The first version of the Sacramento Railyards redevelopment that was officially on the books was registered as P05-097 and approved by the City Council on December 11 2007. It was a scaled-down version of the monumental project we now are familiar with, encompassing “only” 12,100 housing units, 1.4 million square feet of retail space, 1,100 hotel rooms, 2.4 million square feet of office space, 485,390 square feet of historic and cultural space, and 491,000 square feet of mixed use.

Current Status
That 2007 proposal was updated in June of 2015, when a new proposal was submitted with a much larger scope, including a change of the land use plan that would incorporate two new additions: a soccer stadium and a Kaiser Medical complex with its 14-story hospital

The Railyards redevelopment has been portioned into five phases. The first phase, Infrastructure Building, is already underway.

Since the Railyards site contains soil and groundwater contaminants that are harmful for humans, environmental remediation has been underway since the 1980s in compliance with the California Department of Toxic Substances Control (DTSC) and the Environmental Protection Agency.

Who is involved?
The Railyards land is owned by IA Sacramento Holdings, L.L.C., under the umbrella of InvenTrust Properties Corp. The project was master-planned by the Jerde Partnership firm. A local development team includes Larry Kelly, who was responsible for turning the MCClellan Air Force Base into a thriving industrial park.

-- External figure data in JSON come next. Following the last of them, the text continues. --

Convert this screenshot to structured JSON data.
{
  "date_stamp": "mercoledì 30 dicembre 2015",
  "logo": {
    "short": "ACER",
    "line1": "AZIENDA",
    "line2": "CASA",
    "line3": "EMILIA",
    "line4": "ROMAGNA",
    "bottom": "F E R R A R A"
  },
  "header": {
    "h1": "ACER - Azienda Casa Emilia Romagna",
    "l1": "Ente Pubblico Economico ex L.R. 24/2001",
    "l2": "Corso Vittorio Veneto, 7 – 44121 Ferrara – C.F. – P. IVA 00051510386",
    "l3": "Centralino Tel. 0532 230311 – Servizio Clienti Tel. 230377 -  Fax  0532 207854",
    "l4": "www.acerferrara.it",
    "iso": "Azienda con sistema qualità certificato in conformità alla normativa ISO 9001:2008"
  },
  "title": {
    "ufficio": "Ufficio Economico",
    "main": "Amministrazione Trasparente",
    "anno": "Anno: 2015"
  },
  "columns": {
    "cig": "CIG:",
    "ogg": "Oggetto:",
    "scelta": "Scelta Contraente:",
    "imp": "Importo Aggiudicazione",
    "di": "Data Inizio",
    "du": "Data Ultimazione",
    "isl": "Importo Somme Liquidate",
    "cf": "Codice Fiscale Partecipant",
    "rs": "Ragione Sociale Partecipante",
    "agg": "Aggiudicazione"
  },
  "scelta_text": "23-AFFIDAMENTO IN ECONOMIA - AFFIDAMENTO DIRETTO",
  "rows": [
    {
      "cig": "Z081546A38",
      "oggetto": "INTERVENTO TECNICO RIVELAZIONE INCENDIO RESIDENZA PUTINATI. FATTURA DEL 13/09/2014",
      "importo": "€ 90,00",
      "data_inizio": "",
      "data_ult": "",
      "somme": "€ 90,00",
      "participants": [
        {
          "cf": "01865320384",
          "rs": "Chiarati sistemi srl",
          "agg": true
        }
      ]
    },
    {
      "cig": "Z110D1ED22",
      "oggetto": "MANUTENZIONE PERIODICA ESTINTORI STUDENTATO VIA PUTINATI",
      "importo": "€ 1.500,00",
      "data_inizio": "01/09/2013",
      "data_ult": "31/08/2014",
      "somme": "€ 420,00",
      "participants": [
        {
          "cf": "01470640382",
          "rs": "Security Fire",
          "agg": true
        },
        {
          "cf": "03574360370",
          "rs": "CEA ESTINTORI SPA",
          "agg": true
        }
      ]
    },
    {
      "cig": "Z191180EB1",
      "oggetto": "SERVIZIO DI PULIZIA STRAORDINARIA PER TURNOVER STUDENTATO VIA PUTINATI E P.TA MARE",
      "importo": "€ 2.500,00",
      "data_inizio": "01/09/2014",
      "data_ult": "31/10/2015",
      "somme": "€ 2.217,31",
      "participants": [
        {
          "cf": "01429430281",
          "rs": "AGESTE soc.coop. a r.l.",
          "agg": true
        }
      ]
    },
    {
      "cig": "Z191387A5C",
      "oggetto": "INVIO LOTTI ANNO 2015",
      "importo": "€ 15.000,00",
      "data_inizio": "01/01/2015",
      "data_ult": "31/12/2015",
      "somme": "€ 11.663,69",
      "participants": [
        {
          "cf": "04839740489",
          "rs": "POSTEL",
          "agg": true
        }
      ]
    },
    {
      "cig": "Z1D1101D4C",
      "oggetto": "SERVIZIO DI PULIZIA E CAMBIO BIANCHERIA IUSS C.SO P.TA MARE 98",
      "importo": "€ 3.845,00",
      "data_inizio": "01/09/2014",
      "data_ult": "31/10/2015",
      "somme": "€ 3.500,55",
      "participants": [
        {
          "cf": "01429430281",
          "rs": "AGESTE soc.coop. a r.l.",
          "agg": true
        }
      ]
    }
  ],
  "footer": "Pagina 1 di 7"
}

Of course there are many city and municipal agencies and departments involved, but if you have any questions about the Sacramento Railyards or want more information you can contact Associate Planner Teresa Haenggi:
THaenggi@cityofsacramento.org
(916) 808-7554

Next Steps
With the Golden 1 Center opened the fall of 2016, the Sacramento downtown revitalization is in full swing, and that includes the Sacramento Railyards project.

As well as continuing to develop the infrastructure at the Railyards and connect more streets, the city will look to finish construction on nearby F and G Streets, finish new retail and housing projects on the 7000 block of K Street, and break ground on a new county courthouse building.

Now that our downtown is linked to the Railyards by the new boulevard, the first hosing units are expected to be completed sometime in 2018.

The new 20,000-seat soccer stadium could be built as soon as 2018 or 2019 in hopes of attracting a MLS pro soccer team.

The Kaiser Permanente major medical campus is expected to take six to nine years to open.

The proposed Superior Court building at the Railyards does not yet have a firm timeframe for construction.

In the short term, the city of Sacramento is expecting to finish their rehabilitation of the train station that sits at the entry of the railyard some time this winter. The $34 million revitalization of the block-long former station will mark the start of the process to attract retail and office tenants, as well as establish a new Amtrak station.

 “We are seeing a lot of momentum,” said Sacramento city official John Dangberg who oversaw the downtown arena. “But it still takes time for markets like Sacramento to mature.”

While we’d love to see that maturity come to fruition in the Railyards sooner than later, patience will be a virtue as the project marches on towards its epic finale, that will surely reenergize Sacramento.